Подошел часовой в тулупе до пят, с автоматом на груди — лицо багрово­красное, ресницы густо заиндевели, края воротника и шапки-ушанки, туго завязанной на подбородке, в белом куржаке. Я и не заметил, откуда он вынырнул, словно возник из прожекторных лучей и мороза.

Младший лейтенант — в легкой куртке и в сапожках — уже начал потирать уши и постукивать нога об ногу. Бронетранспортер урчал на малых оборотах, из открытого люка струился теплый воздух.

Да, там, внутри, было неплохо: тепло, пахло горячим двигателем и свежим хлебом, хлеб даже забивал, был главнее. Полтора часа тряски и грохота, но мы с младшим лейтенантом с чего-то вдруг распелись, как два щегла в одной клетке, и пели почти всю дорогу ...

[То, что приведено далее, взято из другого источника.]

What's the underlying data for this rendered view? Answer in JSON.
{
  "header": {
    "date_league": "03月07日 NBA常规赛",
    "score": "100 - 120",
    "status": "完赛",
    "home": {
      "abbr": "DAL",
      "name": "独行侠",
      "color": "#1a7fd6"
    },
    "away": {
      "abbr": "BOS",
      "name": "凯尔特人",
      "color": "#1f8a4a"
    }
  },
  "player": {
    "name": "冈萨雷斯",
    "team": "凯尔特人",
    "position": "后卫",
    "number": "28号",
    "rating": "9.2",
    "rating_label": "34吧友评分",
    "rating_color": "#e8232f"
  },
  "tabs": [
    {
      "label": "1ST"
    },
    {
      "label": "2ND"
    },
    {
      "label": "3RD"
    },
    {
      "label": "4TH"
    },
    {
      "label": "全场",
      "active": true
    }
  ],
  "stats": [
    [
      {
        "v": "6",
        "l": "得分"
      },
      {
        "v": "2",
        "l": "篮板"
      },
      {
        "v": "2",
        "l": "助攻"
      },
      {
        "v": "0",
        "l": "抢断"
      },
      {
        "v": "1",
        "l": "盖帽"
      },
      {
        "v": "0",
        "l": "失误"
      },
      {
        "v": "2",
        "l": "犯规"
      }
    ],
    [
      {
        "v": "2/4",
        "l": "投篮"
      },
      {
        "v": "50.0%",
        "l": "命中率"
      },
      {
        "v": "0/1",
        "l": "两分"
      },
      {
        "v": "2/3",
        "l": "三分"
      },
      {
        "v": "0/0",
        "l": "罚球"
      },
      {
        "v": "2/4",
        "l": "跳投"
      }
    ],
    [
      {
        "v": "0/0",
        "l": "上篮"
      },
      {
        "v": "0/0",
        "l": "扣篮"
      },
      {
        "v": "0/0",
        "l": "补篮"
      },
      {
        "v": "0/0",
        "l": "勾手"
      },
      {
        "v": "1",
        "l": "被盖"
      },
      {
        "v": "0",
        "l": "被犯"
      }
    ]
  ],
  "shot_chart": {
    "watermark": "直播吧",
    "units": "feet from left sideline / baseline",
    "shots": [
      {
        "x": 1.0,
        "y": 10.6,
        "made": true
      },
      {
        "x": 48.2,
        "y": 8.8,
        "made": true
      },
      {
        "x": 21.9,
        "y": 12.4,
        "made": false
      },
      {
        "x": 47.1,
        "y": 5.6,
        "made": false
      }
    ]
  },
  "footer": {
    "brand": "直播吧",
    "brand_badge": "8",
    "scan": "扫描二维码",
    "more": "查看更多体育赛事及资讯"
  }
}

Лейтенант, проверявший документы, выпучил на меня глаза, поцокал языком:

— Олабьев? А в справке — Оладьев!

— Не может быть!

— В паспорте Олабьев, а в справке... Так что, гражданин Оладьев, придется р-разворачиваться!

Я выхватил справку.

— Где? Где Оладьев? Олабьев!

Лейтенант прыснул, заблеял от удовольствия. Младший лейтенант с облегчением выматерился.

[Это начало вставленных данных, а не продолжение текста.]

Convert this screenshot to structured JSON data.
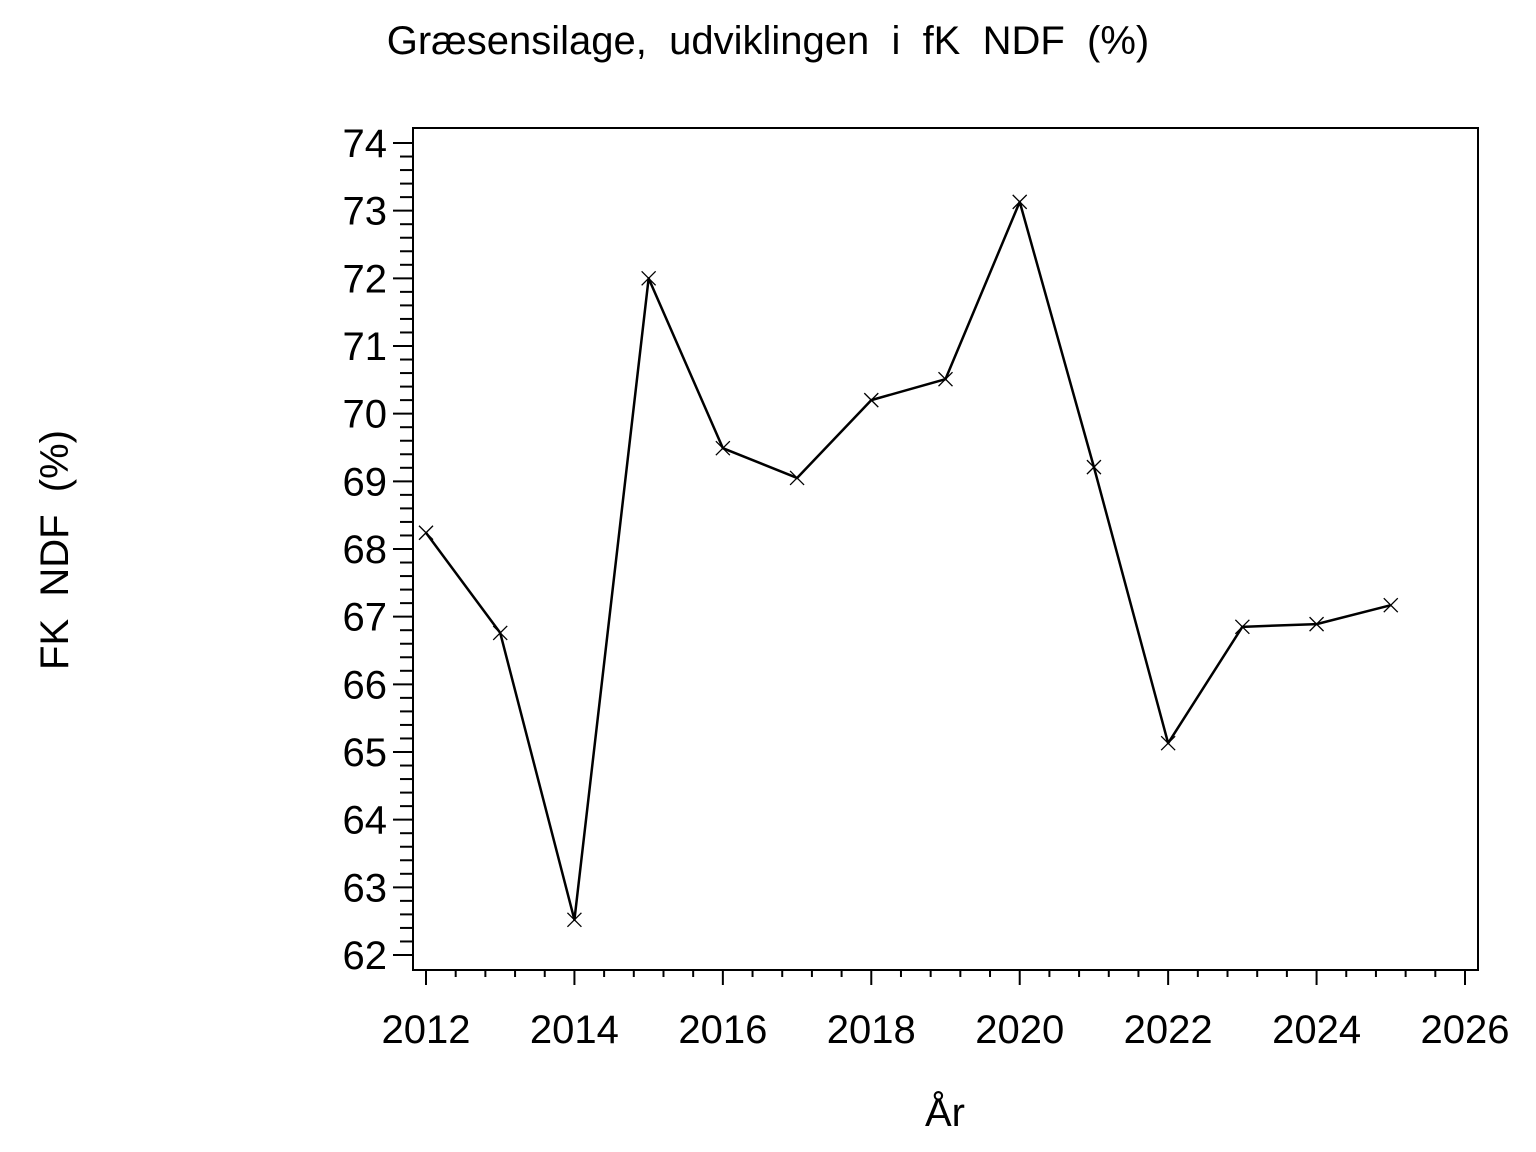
{
  "chart_data": {
    "type": "line",
    "title": "Græsensilage,  udviklingen  i  fK  NDF  (%)",
    "xlabel": "År",
    "ylabel": "FK  NDF  (%)",
    "xlim": [
      2012,
      2026
    ],
    "ylim": [
      62,
      74
    ],
    "xticks": [
      2012,
      2014,
      2016,
      2018,
      2020,
      2022,
      2024,
      2026
    ],
    "yticks": [
      62,
      63,
      64,
      65,
      66,
      67,
      68,
      69,
      70,
      71,
      72,
      73,
      74
    ],
    "grid": false,
    "marker": "x",
    "color": "#000000",
    "series": [
      {
        "name": "fK NDF",
        "x": [
          2012,
          2013,
          2014,
          2015,
          2016,
          2017,
          2018,
          2019,
          2020,
          2021,
          2022,
          2023,
          2024,
          2025
        ],
        "y": [
          68.24,
          66.76,
          62.52,
          72.0,
          69.49,
          69.05,
          70.2,
          70.51,
          73.13,
          69.21,
          65.13,
          66.85,
          66.89,
          67.17
        ]
      }
    ]
  }
}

Они сдали меня с рук на руки, как ценную вещь или важный документ: один расписался в том, что сдал, другой в том, что принял.

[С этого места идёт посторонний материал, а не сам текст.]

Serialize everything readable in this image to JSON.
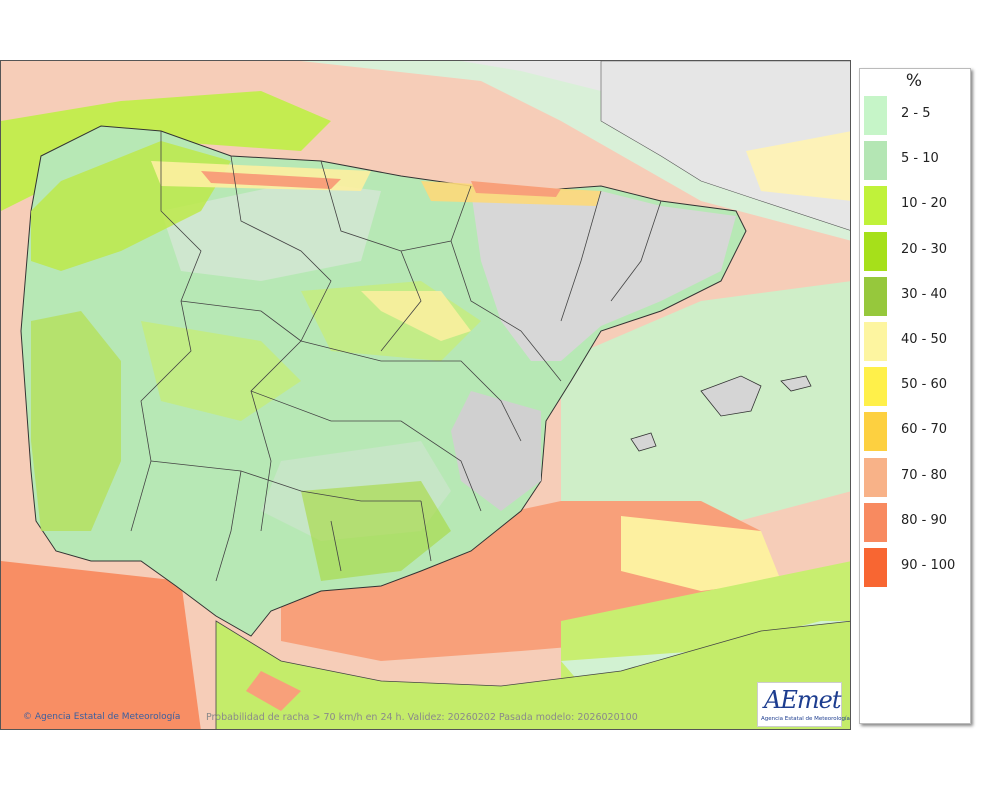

— Ну, попался, Олабьев. Теперь не потеряешься, живым или мертвым вернут в гарнизон,— пошутил младший лейтенант.

— А можно живым? — обратился я к лейтенанту.

Он усмехнулся одной стороной рта, неопределенно пожал плечами. Лейтенантик захохотал, ладонью двинул меня в плечо, с прыжка ловко юркнул в люк.

Бронетранспортер взревел, развернулся, в нетерпении затрясся всем корпусом. Из проходной выбежал солдат с бачками и рюкзаком, забросил тару на броню, столкнул в люк, в подставленные руки, вскарабкался сам, с грохотом рухнул в нутро. Рванув с места, бронетранспортер пропорол левым боком снежный вал и ум­чался, оставив после себя выхлопную гарь и мазутные капли. Лейтенант погрозил кулаком.

От ворот вела широкая дорога, отороченная с обеих сторон высокими валами отброшенного снега. Только теперь я разглядел, как тщательно убран снег — словно по линеечке выведены края дороги и отворотов, ровненько прорыты траншеи-тропинки со срезанными, приглаженными боками.

На площадке перед казармой солдаты делали утреннюю зарядку. Человек тридцать до пояса голые по команде махали руками, вскидывали ноги в кирзачах, приседали нараскоряку, падали на снег, отжимались на руках.

Казарма — одноэтажное приземистое здание из кирпича под железной крышей. Двенадцать окон: шесть слева от входа, зарешеченные — темные, шесть справа, без решеток — светились. На каждую половину приходилась своя печка — из труб струились, истончаясь, белесые дымки. Было полное безветрие, мороз — за тридцать. Снег скрипел, похрустывал под нашими ногами.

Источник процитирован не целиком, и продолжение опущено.